The same goes for my dogs. If you think in this house of 12 dogs there’s never a conflict or disagreement, you’re completely wrong. Of course there are. I just don’t usually have the phone ready to tape it and only capture cuteness like this. But yes, my dogs disagree sometimes and yes, I help them through it. There are times I let them work it out alone, especially if the two have a solid relationship, but even then I’m ready to step in and help, just like I would with my two kids.

Things that can cause an argument can be simple like, I have this toy and you’re trying to take it, back off. Or, I was laying here and you just used my body as a spring board to get to the human and that was rude. Or, that was too hard of a bite in play. Or it could be more complex, like, I’ve had a long day and I’m sore and usually this is fine but right now it’s not and my tolerance is low. Arguments don’t have to be biting or fighting, in fact they shouldn’t be unless it’s serious. An argument can be a hard stare, a change in posture, a lip curl, all those natural amazing signals our dogs know how to give. But yes, an air snap too is just as appropriate sometimes, as is an inhibited bite.

The trick isn’t always to STOP conflict. It’s to show your dogs how to handle it appropriately.
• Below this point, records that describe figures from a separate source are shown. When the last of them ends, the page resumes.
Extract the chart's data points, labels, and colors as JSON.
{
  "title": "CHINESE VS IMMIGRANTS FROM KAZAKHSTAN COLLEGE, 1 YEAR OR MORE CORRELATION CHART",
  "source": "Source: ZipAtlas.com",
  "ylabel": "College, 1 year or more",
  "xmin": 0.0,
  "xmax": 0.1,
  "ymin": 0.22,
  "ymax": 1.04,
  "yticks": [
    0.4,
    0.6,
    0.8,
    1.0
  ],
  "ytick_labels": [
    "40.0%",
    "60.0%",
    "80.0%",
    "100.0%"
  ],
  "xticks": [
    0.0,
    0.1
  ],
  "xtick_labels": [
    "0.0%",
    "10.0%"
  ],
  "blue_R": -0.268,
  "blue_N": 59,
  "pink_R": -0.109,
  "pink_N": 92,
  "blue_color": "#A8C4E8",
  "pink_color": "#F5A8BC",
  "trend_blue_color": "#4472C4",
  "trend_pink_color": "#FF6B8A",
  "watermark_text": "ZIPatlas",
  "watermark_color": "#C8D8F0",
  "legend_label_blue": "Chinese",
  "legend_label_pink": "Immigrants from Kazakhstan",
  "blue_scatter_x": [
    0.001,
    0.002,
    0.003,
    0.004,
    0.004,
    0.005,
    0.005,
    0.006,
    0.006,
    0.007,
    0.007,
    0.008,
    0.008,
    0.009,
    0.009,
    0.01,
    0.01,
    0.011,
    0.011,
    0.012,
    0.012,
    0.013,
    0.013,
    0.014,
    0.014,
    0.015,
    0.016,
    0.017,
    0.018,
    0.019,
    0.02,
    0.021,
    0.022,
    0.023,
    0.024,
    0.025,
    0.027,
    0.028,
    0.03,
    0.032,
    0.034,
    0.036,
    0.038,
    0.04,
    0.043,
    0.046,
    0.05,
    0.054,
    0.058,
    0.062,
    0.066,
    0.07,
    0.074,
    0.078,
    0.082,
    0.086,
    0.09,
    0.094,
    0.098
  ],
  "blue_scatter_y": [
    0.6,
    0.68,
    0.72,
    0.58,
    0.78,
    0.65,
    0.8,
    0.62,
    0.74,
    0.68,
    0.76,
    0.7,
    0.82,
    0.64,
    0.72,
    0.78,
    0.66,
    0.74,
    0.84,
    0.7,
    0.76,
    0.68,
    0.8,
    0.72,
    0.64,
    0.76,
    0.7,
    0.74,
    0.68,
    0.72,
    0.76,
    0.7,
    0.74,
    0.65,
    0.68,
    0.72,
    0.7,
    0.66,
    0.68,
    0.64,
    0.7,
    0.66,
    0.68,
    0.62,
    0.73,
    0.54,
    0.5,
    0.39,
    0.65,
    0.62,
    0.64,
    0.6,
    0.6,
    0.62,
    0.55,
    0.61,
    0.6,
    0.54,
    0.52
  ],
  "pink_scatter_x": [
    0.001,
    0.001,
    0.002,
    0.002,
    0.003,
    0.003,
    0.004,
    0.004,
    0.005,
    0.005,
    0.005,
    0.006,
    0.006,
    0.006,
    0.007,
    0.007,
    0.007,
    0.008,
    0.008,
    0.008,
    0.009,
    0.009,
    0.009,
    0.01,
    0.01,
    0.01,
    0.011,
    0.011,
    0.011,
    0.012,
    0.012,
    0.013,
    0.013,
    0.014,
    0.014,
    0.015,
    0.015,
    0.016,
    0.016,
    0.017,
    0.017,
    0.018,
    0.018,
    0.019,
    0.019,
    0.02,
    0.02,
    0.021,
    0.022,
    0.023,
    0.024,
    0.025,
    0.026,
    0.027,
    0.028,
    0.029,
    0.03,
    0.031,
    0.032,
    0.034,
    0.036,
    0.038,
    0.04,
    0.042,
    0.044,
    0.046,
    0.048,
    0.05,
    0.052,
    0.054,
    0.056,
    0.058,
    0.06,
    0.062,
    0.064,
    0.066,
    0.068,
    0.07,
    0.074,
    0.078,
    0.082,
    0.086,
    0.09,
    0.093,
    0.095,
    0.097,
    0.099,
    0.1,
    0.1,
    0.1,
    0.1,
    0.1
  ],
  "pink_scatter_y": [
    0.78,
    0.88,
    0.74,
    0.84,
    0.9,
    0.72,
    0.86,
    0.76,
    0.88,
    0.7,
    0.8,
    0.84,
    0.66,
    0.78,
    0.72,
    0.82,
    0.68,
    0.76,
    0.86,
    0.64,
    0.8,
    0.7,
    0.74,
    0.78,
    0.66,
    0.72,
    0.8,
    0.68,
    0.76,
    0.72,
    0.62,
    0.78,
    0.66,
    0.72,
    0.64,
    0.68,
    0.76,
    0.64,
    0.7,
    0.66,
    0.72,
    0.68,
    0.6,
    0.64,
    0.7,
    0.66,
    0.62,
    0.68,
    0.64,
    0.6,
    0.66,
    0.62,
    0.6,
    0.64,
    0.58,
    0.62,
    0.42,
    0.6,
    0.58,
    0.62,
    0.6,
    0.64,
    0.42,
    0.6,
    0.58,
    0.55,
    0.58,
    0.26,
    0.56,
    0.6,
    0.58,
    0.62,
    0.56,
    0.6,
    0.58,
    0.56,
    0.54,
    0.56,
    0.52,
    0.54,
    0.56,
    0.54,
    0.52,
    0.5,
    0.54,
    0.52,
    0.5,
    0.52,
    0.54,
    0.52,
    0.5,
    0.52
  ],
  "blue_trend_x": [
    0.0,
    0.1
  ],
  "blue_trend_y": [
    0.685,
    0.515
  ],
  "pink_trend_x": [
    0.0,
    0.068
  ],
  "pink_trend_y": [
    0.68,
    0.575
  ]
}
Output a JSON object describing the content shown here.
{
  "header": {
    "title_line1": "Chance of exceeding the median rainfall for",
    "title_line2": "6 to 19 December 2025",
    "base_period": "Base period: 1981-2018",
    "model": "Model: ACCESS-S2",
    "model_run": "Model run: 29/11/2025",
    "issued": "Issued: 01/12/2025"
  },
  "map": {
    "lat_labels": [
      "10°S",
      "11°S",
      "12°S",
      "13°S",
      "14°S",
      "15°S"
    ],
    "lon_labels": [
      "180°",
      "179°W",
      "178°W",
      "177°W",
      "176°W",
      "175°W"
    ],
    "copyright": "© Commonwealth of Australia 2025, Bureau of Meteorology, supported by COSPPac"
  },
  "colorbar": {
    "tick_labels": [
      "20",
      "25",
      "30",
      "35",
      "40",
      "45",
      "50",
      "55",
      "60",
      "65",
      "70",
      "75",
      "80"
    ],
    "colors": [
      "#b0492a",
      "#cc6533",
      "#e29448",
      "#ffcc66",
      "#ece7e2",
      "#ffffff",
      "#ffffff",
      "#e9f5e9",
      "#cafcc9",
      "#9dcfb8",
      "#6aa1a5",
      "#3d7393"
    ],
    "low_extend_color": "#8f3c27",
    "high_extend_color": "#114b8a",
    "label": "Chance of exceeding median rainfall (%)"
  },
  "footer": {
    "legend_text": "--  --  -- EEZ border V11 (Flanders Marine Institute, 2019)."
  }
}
That means lots of things.

1. It means I’m always supervising and encouraging or coaching interactions, typically verbally but if I have to step in I will by removing the dog or even simply body blocking and offering a redirection (go lay down and cool off, let’s go over here and try this toy, no you’re being an ass let’s take a break outside etc)

2. It means training each and EVERY dog on manners and impulse control.

3. It means having concrete relationships with them as individuals so they trust my guidance and know if I step in they can back down because I will mediate it.

4. Managing and setting up their environment, life and wellbeing to make it so they are operating at a low level of stress the majority of the time, which will mean their handling of conflict will be better.

5. For my dogs I get as puppies, socializing the dickens out of them so they learn adequate bite inhibition, body language and social cues.

Seems complicated. It’s not. I write so often that one of the most important things we can do to live more successfully with our dogs is to let them be DOGS. That means all the stuff they do, including arguments.

As a disclaimer I’m not talking here about inner household dog aggression or true fighting. There’s a huge difference between healthy arguments and assaults. So get help if you’re dealing with that ASAP.